Greenovation’s Moss-Made Enzyme faces up to Phase I

Greenovation, a German Biotech company based in Freiburg, has announced a phase I clinical trial application for its drug candidate moss-alpha-galactosidase (moss-aGal). This moss-made biopharmaceutical compound is intended for use as enzyme replacement therapy in patients suffering from Fabry Disease. The trial design should provide safety data on the molecule and initial information about efficacy.

Fabry Disease is a rare genetic lysosomal storage disorder, caused by subnormal or absent activity of the lysosomal enzyme α-galactosidase A. It affects about 1–5 in 10,000 people worldwide. Because of the lacking enzyme activity glycosphingolipids are accumulated in most tissues and cell types leading to symptoms like extreme pain, renal impairment and cardiomyopathy. The usual enzyme replacement therapy is based on the infusion of enzyme substitutes, which are biotechnologically produced in different mammalian cell lines. These substitutes exhibit a remarkable heterogeneity in N-glycosylation with only a minor fraction being relevant for target cell uptake.

In contrast, Greenovation developed moss-aGal on its own Bryotechnology platform, using the moss system Physcomitrella patens. These organisms show an inherent N-glycan homogeneity, which should facilitate the uptake of the moss-made compound into human target cells. Preclinical studies demonstrated enhanced cell uptake and convenient organ distribution of moss-aGal. More than 95% of the moss N-glycans are relevant for the process. Furthermore, the amino acid sequence of the moss-made compound is identical to the human enzyme.

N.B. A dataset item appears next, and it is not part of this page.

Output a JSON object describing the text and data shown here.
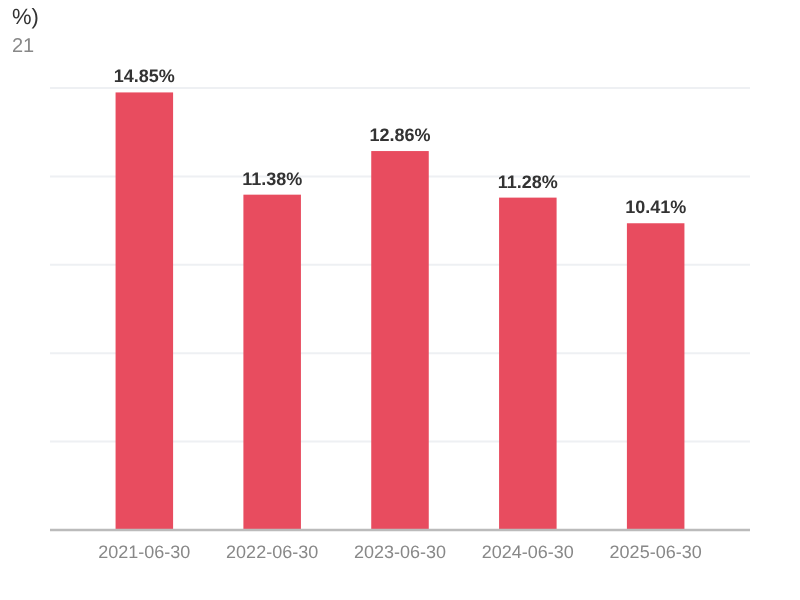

Our vision is to provide moss-made enzymes that allow a safer and better treatment of patients suffering from rare diseases. So we are very excited to move our first drug candidate moss-aGal into phase I,” says Dr. Thomas Frischmuth, CEO of Greenovation.

Besides moss-aGal the biotech company is also developing biopharmaceuticals relevant for the treatment of Gaucher’s Disease, Pompe Disease and atypical hemolytic uremic syndrome (HUS), and is running antibody programs for enhanced antibody dependent cellular cytotoxicity (ADCC).